Der neue Naschmarkt im jungen Medium
Die schlicht gehaltene Fotopostkarte ist vollkommen anonym. Sie enthält weder auf den Fotografen noch auf den Verlag oder Auftraggeber irgendeinen expliziten Hinweis. Sie wurde auf Papier im Postkartenformat hergestellt und weist adressseitig die Überschrift „Der neue Naschmarkt in Wien“ auf. Aufgrund ihrer Inventarnummer in der Sammlung des Wien Museums zeigt sich bald, dass sie Teil einer Serie gewesen sein könnte. Weitere Recherchen erhärten die Annahme, wonach sie gar zu den ersten amtlichen topografischen Postkarten in Wien gehörte. Dies ist insofern von Interesse, als Ansichtskarten in der Regel das Ergebnis privatwirtschaftlicher Bildproduktion waren und bis heute sind.
Das Postkartenset mit insgesamt zehn Motiven gelangte im Jahr 1926 von der Magistratsabteilung 22 (damals „Gruppe V. Technische Angelegenheiten, Architektur“ – als Teil des Stadtbauamtes) in die Sammlung des Wien Museums. Doch nur drei der Sujets wurden mit der erwähnten Bezeichnung und den postalisch erforderlichen Aufdrucken (Teilungsstrich, Adress- und Briefmarkenfeld) versehen – und sind somit im eigentlichen Sinn als Ansichtskarte anzusehen. Eine Nummerierung der Motive oder Einzeltitel gibt es nicht. So haben wir es hier mit einer sehr kleinen Ansichtskartenserie beziehungsweise mit einer Bildfolge zu tun, die zeitlich, motivisch und ästhetisch sowie von ihrer Provenienz her eng zusammenhängt. Eine handschriftliche Notiz auf einer der Karten und die Jahreszahl ihrer Musealisierung deuten darauf hin, dass sie anlässlich des Ausscheidens von Stadtbaurat Friedrich Jäckel aus dem Wiener Magistrat den städtischen Sammlungen übergeben wurden.

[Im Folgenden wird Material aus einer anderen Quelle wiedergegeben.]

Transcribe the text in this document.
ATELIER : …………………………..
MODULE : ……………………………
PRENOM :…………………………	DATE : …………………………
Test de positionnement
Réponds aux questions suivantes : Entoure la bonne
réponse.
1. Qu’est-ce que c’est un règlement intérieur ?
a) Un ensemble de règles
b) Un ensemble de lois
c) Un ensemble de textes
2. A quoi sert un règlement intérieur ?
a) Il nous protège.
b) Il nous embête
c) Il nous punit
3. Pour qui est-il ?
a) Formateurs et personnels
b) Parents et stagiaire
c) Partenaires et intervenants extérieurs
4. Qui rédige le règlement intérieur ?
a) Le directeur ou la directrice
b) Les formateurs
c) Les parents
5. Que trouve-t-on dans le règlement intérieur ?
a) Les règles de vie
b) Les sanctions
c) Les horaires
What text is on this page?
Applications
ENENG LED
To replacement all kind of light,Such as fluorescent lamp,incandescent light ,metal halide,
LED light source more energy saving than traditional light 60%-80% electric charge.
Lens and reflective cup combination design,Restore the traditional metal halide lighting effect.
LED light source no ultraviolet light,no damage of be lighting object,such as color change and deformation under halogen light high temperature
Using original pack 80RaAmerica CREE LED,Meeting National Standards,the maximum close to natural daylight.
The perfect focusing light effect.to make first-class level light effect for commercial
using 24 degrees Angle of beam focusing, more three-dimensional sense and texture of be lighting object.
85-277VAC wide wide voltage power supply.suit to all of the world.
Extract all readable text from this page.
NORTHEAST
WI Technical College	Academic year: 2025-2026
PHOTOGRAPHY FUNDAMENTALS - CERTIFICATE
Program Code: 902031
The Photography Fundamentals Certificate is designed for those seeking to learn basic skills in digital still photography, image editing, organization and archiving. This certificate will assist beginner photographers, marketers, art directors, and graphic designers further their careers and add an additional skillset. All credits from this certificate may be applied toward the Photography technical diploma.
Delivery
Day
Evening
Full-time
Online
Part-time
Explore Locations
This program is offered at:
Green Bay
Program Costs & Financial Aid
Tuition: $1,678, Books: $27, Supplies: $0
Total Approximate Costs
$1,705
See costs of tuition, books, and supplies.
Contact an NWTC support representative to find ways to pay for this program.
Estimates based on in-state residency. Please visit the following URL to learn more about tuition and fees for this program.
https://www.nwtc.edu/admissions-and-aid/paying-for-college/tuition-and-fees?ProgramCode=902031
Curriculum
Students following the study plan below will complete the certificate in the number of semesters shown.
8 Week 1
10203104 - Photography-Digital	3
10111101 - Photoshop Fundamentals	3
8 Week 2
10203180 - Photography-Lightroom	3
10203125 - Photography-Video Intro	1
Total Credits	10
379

Friedrich Jäckel war von 1901 bis 1926 Architekt im Wiener Stadtbauamt und unter anderem auch für die Neugestaltung des Naschmarkts bis 1916 verantwortlich. Für das Areal, das erst durch die fortgesetzte Einwölbung des Wienflusses und der Stadtbahntrasse bis zur Kettenbrückengasse entstanden war, erstellte er ein Marktkonzept, das zwei Verkaufsstraßen mit einer repräsentativen Mittelzeile und halboffene Hallen zur Unterbringung der Marktstände vorsah. Die Anlage schloss mit dem Marktamtsgebäude als einem Kopfpavillon bei der Kettenbrückengasse, den auch die vorliegende Aufnahme zeigt. Wie auch bei anderen großen Bauprojekten dieser Zeit beauftragte die Stadt Wien professionelle FotografInnen mit der Dokumentation der Bauarbeiten und der fertigen Anlagen. In unserem Fall ergab eine weitere Suche in der Museumssammlung, dass die Firma Kilophot (Fabrik photographischer Papiere und Kunstanstalt) eine Reihe von Aufnahmen vom neu errichteten und erweiterten Naschmarkt erstellte – darunter auch die Vorlagen für die hier behandelten Ansichtskarten. Bemerkenswerterweise waren auch die Fotografien selbst, die laut Prägestempel mit 1917 datieren und vermutlich exklusiv für das Stadtbauamt hergestellt worden sind, bislang nur wenig bekannt.
Das Wiener Stadtbauamt dürfte in vorliegendem Fall versucht haben, auch die Möglichkeiten des damals noch relativ jungen und sehr beliebten Bildmediums Ansichtskarte zu nutzen, um auf die Umgestaltung und Neuerrichtung des Naschmarktes sowie seiner Architektur aufmerksam zu machen. Und das war zur damaligen Zeit für eine Behörde noch eher ungewöhnlich, wenn wir etwa von den offiziellen Weltkriegspostkarten absehen. Doch die geplante Ansichtskartenserie vom neuen Naschmarkt blieb – möglicherweise kriegsbedingt – unvollendet und kam nicht zur Ausgabe. Es sind (zumindest dem Autor dieser Zeilen) keine gelaufenen oder weiteren, aus dem Handel stammenden Exemplare bekannt. Nichtsdestoweniger sollte die illustrierte Postkarte auch in Wien bald zu einem Instrument von Imagewerbung und Stadtmarketing werden. So finden sich unter den populären Bildträgern, welche die zahlreichen Gemeindebauten als kommunale Leistungsschau des Roten Wien ins Bild rücken, auch Ansichtskartenserien – unter anderem entstanden im Auftrag von oder in Zusammenarbeit mit dem Stadtbauamt.